RECOGNIZE THIS AS A SWIFT AND RAPID CHANGE. This is a TEMPORARY change during a very critical time in history. At some point, in office therapy will return. Whenever a monumental change like this happens, there are likely to be huge impacts. Some practices may move completely online.Some will have to shift specialties or areas of competence to meet the post-pandemic needs. At present, therapists may need to shift interventions. However, if clients are stable and not significantly impacted by the pandemic, the therapist may decide to continue on as planned with therapy goals. As the pandemic begins to impact people, interventions will most likely need to shift. This is a normal part of providing services during a crisis.
RECOGNIZE THE LIMITATIONS OF TELEHEALTH. Some clients aren’t appropriate for telehealth and that isn’t going to change in a pandemic…in fact it may heighten the limitation. The limitations may be related to the following: lack of knowledge of technology; lack of appropriate internet service; or lack of appropriate privacy. In addition, certain disorders or characteristics may not transition well to telehealth including: paranoia, particularly involving technology; psychosis; extreme impulsivity and dangerous behavior; and potential for violence. During a pandemic some therapists aren’t able to move to telehealth if they lack of tech experience and require additional training, lack of privacy at home, and lack of stable, high speed internet. Even through we are in a pandemic, therapists are required to practice ethically. Most importantly, know your requirements regarding personal health information and which platforms meet your specific requirements. DO NOT THINK THAT A REGULATORY COLLEGE OR LICENSING BOARD WILL LET YOU OFF THE HOOK BECAUSE OF AN EMERGENCY!! Be aware that some interventions may be harder to implement…harder but not impossible. Most of these interventions can be used online but there may be some training requirements to transition the skills to the online space. Telehealth does lend itself well to more directive approaches like DBT, CBT, and resilience interventions. As long as you stay within your scope of practice, the interventions can be transitioned to online with different shifts or adaptations. You may be pleasantly surprised how well children transition and find telehealth a pretty cool way to meet. Clients may also just be grateful for the support during the stressful time of a pandemic.
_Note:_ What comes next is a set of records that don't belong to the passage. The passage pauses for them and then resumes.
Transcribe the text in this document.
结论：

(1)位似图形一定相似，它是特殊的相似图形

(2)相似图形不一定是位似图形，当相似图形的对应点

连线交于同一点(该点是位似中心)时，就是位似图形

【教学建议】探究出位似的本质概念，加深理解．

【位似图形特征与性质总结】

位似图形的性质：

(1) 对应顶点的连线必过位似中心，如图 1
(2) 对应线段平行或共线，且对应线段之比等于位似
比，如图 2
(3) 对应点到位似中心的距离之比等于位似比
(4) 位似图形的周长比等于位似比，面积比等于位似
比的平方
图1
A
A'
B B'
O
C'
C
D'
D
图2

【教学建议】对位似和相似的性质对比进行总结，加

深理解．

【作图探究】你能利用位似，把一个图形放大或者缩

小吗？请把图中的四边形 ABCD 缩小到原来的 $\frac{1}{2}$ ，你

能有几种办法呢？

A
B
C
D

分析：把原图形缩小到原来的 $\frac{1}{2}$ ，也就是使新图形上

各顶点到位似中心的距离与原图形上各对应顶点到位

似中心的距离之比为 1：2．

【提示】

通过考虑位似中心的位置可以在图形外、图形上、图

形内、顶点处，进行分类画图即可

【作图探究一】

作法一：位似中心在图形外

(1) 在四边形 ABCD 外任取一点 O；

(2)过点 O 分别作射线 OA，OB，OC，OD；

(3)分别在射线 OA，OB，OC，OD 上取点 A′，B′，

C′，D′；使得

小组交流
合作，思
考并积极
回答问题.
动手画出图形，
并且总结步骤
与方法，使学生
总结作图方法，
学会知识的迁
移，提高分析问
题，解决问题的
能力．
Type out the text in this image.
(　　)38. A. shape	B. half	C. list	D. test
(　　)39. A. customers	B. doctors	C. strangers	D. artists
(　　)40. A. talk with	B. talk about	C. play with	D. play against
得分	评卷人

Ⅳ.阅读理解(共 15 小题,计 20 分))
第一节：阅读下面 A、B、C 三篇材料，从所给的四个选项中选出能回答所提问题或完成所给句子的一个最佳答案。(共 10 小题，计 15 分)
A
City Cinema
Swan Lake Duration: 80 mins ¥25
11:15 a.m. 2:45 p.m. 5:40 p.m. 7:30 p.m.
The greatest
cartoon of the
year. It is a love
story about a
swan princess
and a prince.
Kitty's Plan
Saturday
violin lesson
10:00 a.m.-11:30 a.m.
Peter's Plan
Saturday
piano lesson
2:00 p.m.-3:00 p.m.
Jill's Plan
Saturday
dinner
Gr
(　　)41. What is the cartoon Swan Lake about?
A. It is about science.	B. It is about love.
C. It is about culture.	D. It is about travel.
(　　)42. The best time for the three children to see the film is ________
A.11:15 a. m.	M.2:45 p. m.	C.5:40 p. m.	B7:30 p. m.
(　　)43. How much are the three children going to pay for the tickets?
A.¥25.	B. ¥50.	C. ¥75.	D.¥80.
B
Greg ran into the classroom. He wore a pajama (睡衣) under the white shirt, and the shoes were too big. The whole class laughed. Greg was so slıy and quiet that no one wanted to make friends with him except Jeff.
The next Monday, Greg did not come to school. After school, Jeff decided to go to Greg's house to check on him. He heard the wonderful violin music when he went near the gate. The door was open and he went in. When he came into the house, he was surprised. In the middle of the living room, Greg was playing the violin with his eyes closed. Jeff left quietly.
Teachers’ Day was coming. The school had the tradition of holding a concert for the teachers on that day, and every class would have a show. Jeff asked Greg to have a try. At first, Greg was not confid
SHIFT SESSIONS TO CRISIS RESPONSE AND SUPPORT There are three phases of crisis intervention including prevention, intervention, and postvention. During prevention therapists may take steps to build capacity prior to the crisis However, with this pandemic we weren’t offered too much time to do prevention work. During the intervention phase, the main tasks are to assess, stabilize and prevent further emotional deterioration. When the crisis is over, the postvention phase starts and the following questions are top of mind: What will be needed for follow up? What will be needed for healing after the crisis is over? What services or referrals will be needed after the fact? This phase can more difficult work and emotionally draining particularly if you have been involved in the intervention stages too. However, this is an area that therapists can be STARTING to think about and prepare in advance. The benefits of preparing in advance include the feeling of being in CONTROL…which is the opposite of a crisis which typically has some type of loss of control. We are also in a much better position to serve our clients after this is over if we have focused on providing the support after.
In summary, when doing crisis intervention work it is important to go back to the basics. These basics include the first phase Judith Herman’s three phases of intervention for trauma (Stage 1: Safety & Stabilization; Stage 2: Coming to terms with memories; Stage 3: Integration of experience & Meaning). In crisis response intervention the main part of this that we are focused on is SAFETY & STABILIZATION and the most important aspect of this is to NORMALIZE their responses. Rely on the therapy relationship & trust it by being present, consistent and allow clients to feel safe seen, heard & understood.
Most of all, practice good self-care, trust your clinical intuition, and seek your own support if needed.